Infelizmente, Costa pode ter razão

No domingo à noite, António Costa avisou que desastres como o desse mesmo domingo, dia em que se verificaram no país 524 ignições, das quais resultaram incêndios devastadores que provocaram a perda de 41 vidas humanas, serão cada vez mais frequentes. Fez depois, na segunda-feira, um discurso que o deputado do PSD José Eduardo Martins,…

No domingo à noite, António Costa avisou que desastres como o desse mesmo domingo, dia em que se verificaram no país 524 ignições, das quais resultaram incêndios devastadores que provocaram a perda de 41 vidas humanas, serão cada vez mais frequentes. Fez depois, na segunda-feira, um discurso que o deputado do PSD José Eduardo Martins, falando na terça-feira à noite na televisão, classificou como “desalmado”, e que contrasta com a afetividade demonstrada, em visita às populações atingidas pelo infortúnio, por Marcelo Rebelo de Sousa. Infelizmente, e questões de forma à parte, penso que o primeiro ministro pode ter razão no que diz respeito à questão de fundo: dias infernais como o de domingo tendem a tornar-se cada vez mais frequentes.

A questão principal é o aquecimento global, indiscutível entre a comunidade científica, e negado apenas por alguns idiotas como o presidente Trump. Tenho idade suficiente para me lembrar do tempo em que no início de outubro já fazia fresco, e em alguns dias chovia copiosamente, uma altura em que não se ia para a praia. O contraste com esta primeira metade de outubro não podia ser mais evidente.

A segunda razão, que não vi qualquer especialista em incêndios mencionar (talvez por distração minha) é a dispersão do povoamento em Portugal. Esta é por demais evidente quando se viaja de avião: enquanto que em Espanha as casas estão agrupadas em aldeias ou em vilas, sobrevando Portugal nota-se que as casas estão dispersas ao Deus-dará. Aqui, qualquer pedaço de tereno serve para construir uma moradia ou um prédio, por vezes a curta distância de uma zona industrial. Esta dispersão do povoamento, culpa das câmaras municipais que, de norte a sul, emitem licenças de construção com pouco critério, torna impossível que os bombeiros, no caso de grandes incêndios, respondam eficazmente a todos os pedidos de ajuda.
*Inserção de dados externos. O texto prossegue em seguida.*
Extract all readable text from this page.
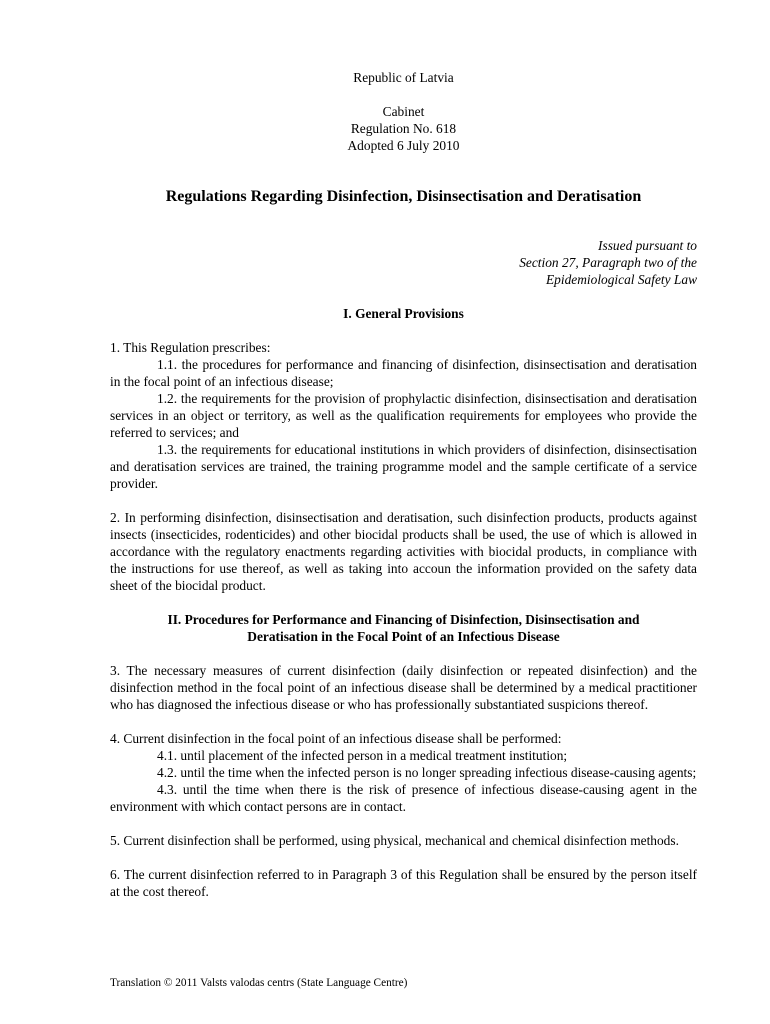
Republic of Latvia

Cabinet

Regulation No. 618

Adopted 6 July 2010

Regulations Regarding Disinfection, Disinsectisation and Deratisation

Issued pursuant to

Section 27, Paragraph two of the

Epidemiological Safety Law

I. General Provisions

1. This Regulation prescribes:

1.1. the procedures for performance and financing of disinfection, disinsectisation and deratisation in the focal point of an infectious disease;

1.2. the requirements for the provision of prophylactic disinfection, disinsectisation and deratisation services in an object or territory, as well as the qualification requirements for employees who provide the referred to services; and

1.3. the requirements for educational institutions in which providers of disinfection, disinsectisation and deratisation services are trained, the training programme model and the sample certificate of a service provider.

2. In performing disinfection, disinsectisation and deratisation, such disinfection products, products against insects (insecticides, rodenticides) and other biocidal products shall be used, the use of which is allowed in accordance with the regulatory enactments regarding activities with biocidal products, in compliance with the instructions for use thereof, as well as taking into accoun the information provided on the safety data sheet of the biocidal product.

II. Procedures for Performance and Financing of Disinfection, Disinsectisation and

Deratisation in the Focal Point of an Infectious Disease

3. The necessary measures of current disinfection (daily disinfection or repeated disinfection) and the disinfection method in the focal point of an infectious disease shall be determined by a medical practitioner who has diagnosed the infectious disease or who has professionally substantiated suspicions thereof.

4. Current disinfection in the focal point of an infectious disease shall be performed:

4.1. until placement of the infected person in a medical treatment institution;

4.2. until the time when the infected person is no longer spreading infectious disease-causing agents;

4.3. until the time when there is the risk of presence of infectious disease-causing agent in the environment with which contact persons are in contact.

5. Current disinfection shall be performed, using physical, mechanical and chemical disinfection methods.

6. The current disinfection referred to in Paragraph 3 of this Regulation shall be ensured by the person itself at the cost thereof.

Translation © 2011 Valsts valodas centrs (State Language Centre)
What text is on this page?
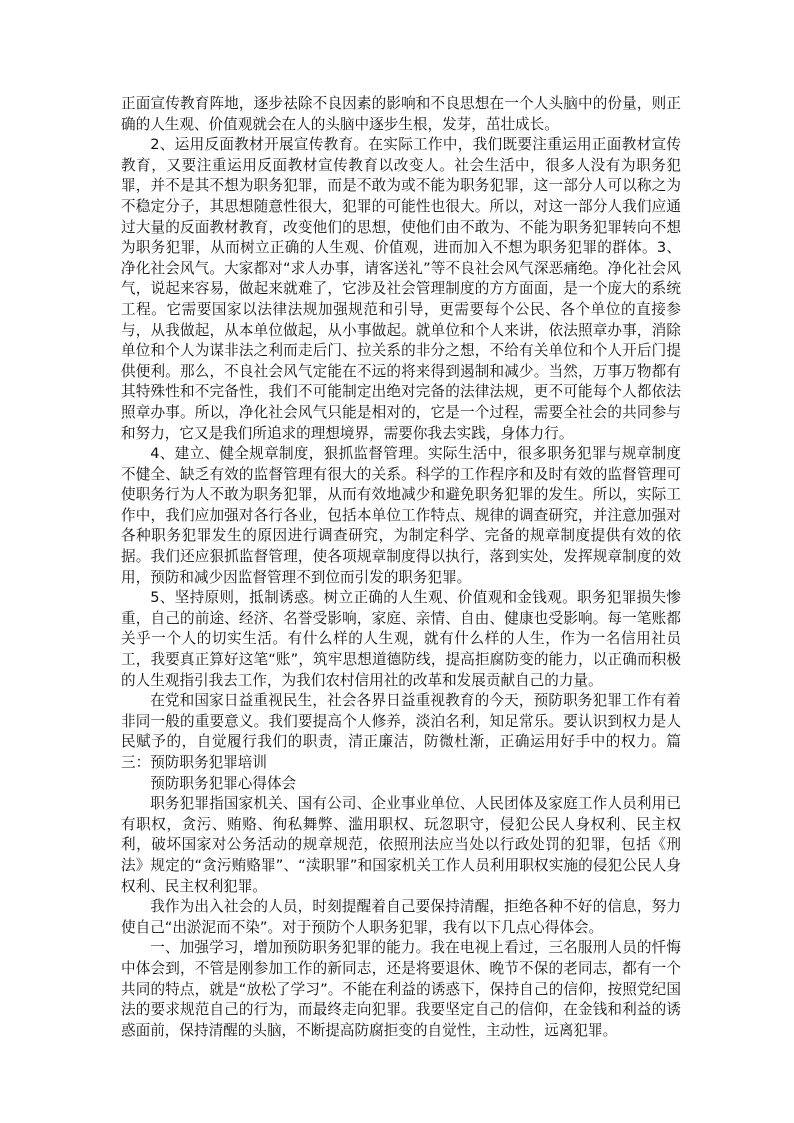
正面宣传教育阵地，逐步祛除不良因素的影响和不良思想在一个人头脑中的份量，则正确的人生观、价值观就会在人的头脑中逐步生根，发芽，茁壮成长。

2、运用反面教材开展宣传教育。在实际工作中，我们既要注重运用正面教材宣传教育，又要注重运用反面教材宣传教育以改变人。社会生活中，很多人没有为职务犯罪，并不是其不想为职务犯罪，而是不敢为或不能为职务犯罪，这一部分人可以称之为不稳定分子，其思想随意性很大，犯罪的可能性也很大。所以，对这一部分人我们应通过大量的反面教材教育，改变他们的思想，使他们由不敢为、不能为职务犯罪转向不想为职务犯罪，从而树立正确的人生观、价值观，进而加入不想为职务犯罪的群体。3、净化社会风气。大家都对“求人办事，请客送礼”等不良社会风气深恶痛绝。净化社会风气，说起来容易，做起来就难了，它涉及社会管理制度的方方面面，是一个庞大的系统工程。它需要国家以法律法规加强规范和引导，更需要每个公民、各个单位的直接参与，从我做起，从本单位做起，从小事做起。就单位和个人来讲，依法照章办事，消除单位和个人为谋非法之利而走后门、拉关系的非分之想，不给有关单位和个人开后门提供便利。那么，不良社会风气定能在不远的将来得到遏制和减少。当然，万事万物都有其特殊性和不完备性，我们不可能制定出绝对完备的法律法规，更不可能每个人都依法照章办事。所以，净化社会风气只能是相对的，它是一个过程，需要全社会的共同参与和努力，它又是我们所追求的理想境界，需要你我去实践，身体力行。

4、建立、健全规章制度，狠抓监督管理。实际生活中，很多职务犯罪与规章制度不健全、缺乏有效的监督管理有很大的关系。科学的工作程序和及时有效的监督管理可使职务行为人不敢为职务犯罪，从而有效地减少和避免职务犯罪的发生。所以，实际工作中，我们应加强对各行各业，包括本单位工作特点、规律的调查研究，并注意加强对各种职务犯罪发生的原因进行调查研究，为制定科学、完备的规章制度提供有效的依据。我们还应狠抓监督管理，使各项规章制度得以执行，落到实处，发挥规章制度的效用，预防和减少因监督管理不到位而引发的职务犯罪。

5、坚持原则，抵制诱惑。树立正确的人生观、价值观和金钱观。职务犯罪损失惨重，自己的前途、经济、名誉受影响，家庭、亲情、自由、健康也受影响。每一笔账都关乎一个人的切实生活。有什么样的人生观，就有什么样的人生，作为一名信用社员工，我要真正算好这笔“账”，筑牢思想道德防线，提高拒腐防变的能力，以正确而积极的人生观指引我去工作，为我们农村信用社的改革和发展贡献自己的力量。

在党和国家日益重视民生，社会各界日益重视教育的今天，预防职务犯罪工作有着非同一般的重要意义。我们要提高个人修养，淡泊名利，知足常乐。要认识到权力是人民赋予的，自觉履行我们的职责，清正廉洁，防微杜渐，正确运用好手中的权力。篇三：预防职务犯罪培训

预防职务犯罪心得体会

职务犯罪指国家机关、国有公司、企业事业单位、人民团体及家庭工作人员利用已有职权，贪污、贿赂、徇私舞弊、滥用职权、玩忽职守，侵犯公民人身权利、民主权利，破坏国家对公务活动的规章规范，依照刑法应当处以行政处罚的犯罪，包括《刑法》规定的“贪污贿赂罪”、“渎职罪”和国家机关工作人员利用职权实施的侵犯公民人身权利、民主权利犯罪。

我作为出入社会的人员，时刻提醒着自己要保持清醒，拒绝各种不好的信息，努力使自己“出淤泥而不染”。对于预防个人职务犯罪，我有以下几点心得体会。

一、加强学习，增加预防职务犯罪的能力。我在电视上看过，三名服刑人员的忏悔中体会到，不管是刚参加工作的新同志，还是将要退休、晚节不保的老同志，都有一个共同的特点，就是“放松了学习”。不能在利益的诱惑下，保持自己的信仰，按照党纪国法的要求规范自己的行为，而最终走向犯罪。我要坚定自己的信仰，在金钱和利益的诱惑面前，保持清醒的头脑，不断提高防腐拒变的自觉性，主动性，远离犯罪。
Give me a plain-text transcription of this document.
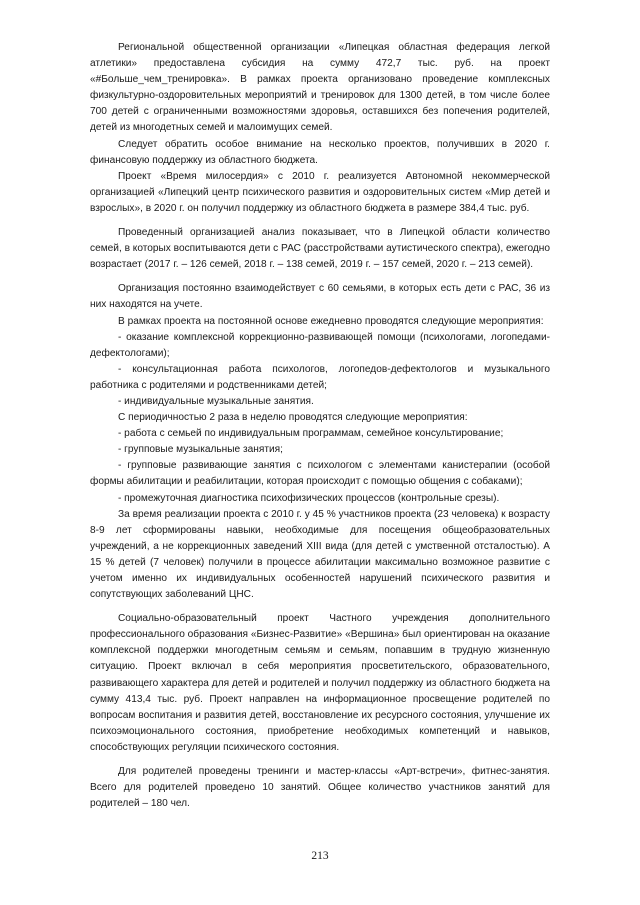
Региональной общественной организации «Липецкая областная федерация легкой атлетики» предоставлена субсидия на сумму 472,7 тыс. руб. на проект «#Больше_чем_тренировка». В рамках проекта организовано проведение комплексных физкультурно-оздоровительных мероприятий и тренировок для 1300 детей, в том числе более 700 детей с ограниченными возможностями здоровья, оставшихся без попечения родителей, детей из многодетных семей и малоимущих семей.

Следует обратить особое внимание на несколько проектов, получивших в 2020 г. финансовую поддержку из областного бюджета.

Проект «Время милосердия» с 2010 г. реализуется Автономной некоммерческой организацией «Липецкий центр психического развития и оздоровительных систем «Мир детей и взрослых», в 2020 г. он получил поддержку из областного бюджета в размере 384,4 тыс. руб.

Проведенный организацией анализ показывает, что в Липецкой области количество семей, в которых воспитываются дети с РАС (расстройствами аутистического спектра), ежегодно возрастает (2017 г. – 126 семей, 2018 г. – 138 семей, 2019 г. – 157 семей, 2020 г. – 213 семей).

Организация постоянно взаимодействует с 60 семьями, в которых есть дети с РАС, 36 из них находятся на учете.

В рамках проекта на постоянной основе ежедневно проводятся следующие мероприятия:

- оказание комплексной коррекционно-развивающей помощи (психологами, логопедами-дефектологами);

- консультационная работа психологов, логопедов-дефектологов и музыкального работника с родителями и родственниками детей;

- индивидуальные музыкальные занятия.

С периодичностью 2 раза в неделю проводятся следующие мероприятия:

- работа с семьей по индивидуальным программам, семейное консультирование;

- групповые музыкальные занятия;

- групповые развивающие занятия с психологом с элементами канистерапии (особой формы абилитации и реабилитации, которая происходит с помощью общения с собаками);

- промежуточная диагностика психофизических процессов (контрольные срезы).

За время реализации проекта с 2010 г. у 45 % участников проекта (23 человека) к возрасту 8-9 лет сформированы навыки, необходимые для посещения общеобразовательных учреждений, а не коррекционных заведений XIII вида (для детей с умственной отсталостью). А 15 % детей (7 человек) получили в процессе абилитации максимально возможное развитие с учетом именно их индивидуальных особенностей нарушений психического развития и сопутствующих заболеваний ЦНС.

Социально-образовательный проект Частного учреждения дополнительного профессионального образования «Бизнес-Развитие» «Вершина» был ориентирован на оказание комплексной поддержки многодетным семьям и семьям, попавшим в трудную жизненную ситуацию. Проект включал в себя мероприятия просветительского, образовательного, развивающего характера для детей и родителей и получил поддержку из областного бюджета на сумму 413,4 тыс. руб. Проект направлен на информационное просвещение родителей по вопросам воспитания и развития детей, восстановление их ресурсного состояния, улучшение их психоэмоционального состояния, приобретение необходимых компетенций и навыков, способствующих регуляции психического состояния.

Для родителей проведены тренинги и мастер-классы «Арт-встречи», фитнес-занятия. Всего для родителей проведено 10 занятий. Общее количество участников занятий для родителей – 180 чел.

213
Não significa isto que eu esteja conformado com as 65 mortes de Pedrogão Grande, nem com as 41 resultantes dos incêndios de domingo. Estou ainda em choque, perguntando-me “como foi possível”, e escrevendo este artigo para tentar encontrar respostas. Não prestar atenção a estes dois fatores que mencionei – para não ignorar outros, mais pontuais, como a patente falta de meios no combate às chamas, resultando na falta de bom senso na definição de estratégias de combate aos incêndios, aliada aos momentos de pura desorientação por parte dos operacionais nos diversos terrenos – seria quase criminoso.

Não quero voltar a escrever sobre tantas mortes. Infelizmente, como fica demonstrado pelos acontecimentos da semana passada nos poderosos Estados Unidos, concretamente na afluente e vanguardista Califórnia, tragédias em incêndios não são um exclusivo português. O que não significa que devamos ignorar o que correu mal nestes dias horríveis, e tentemos melhorar. Deixo aqui o meu humilde contributo. E acabo expressando a minha solidariedade às vítimas, às que sobreviveram, mas também o meu pesar por todos os que morreram. Seguramente, as vossas mortes não serão em vão.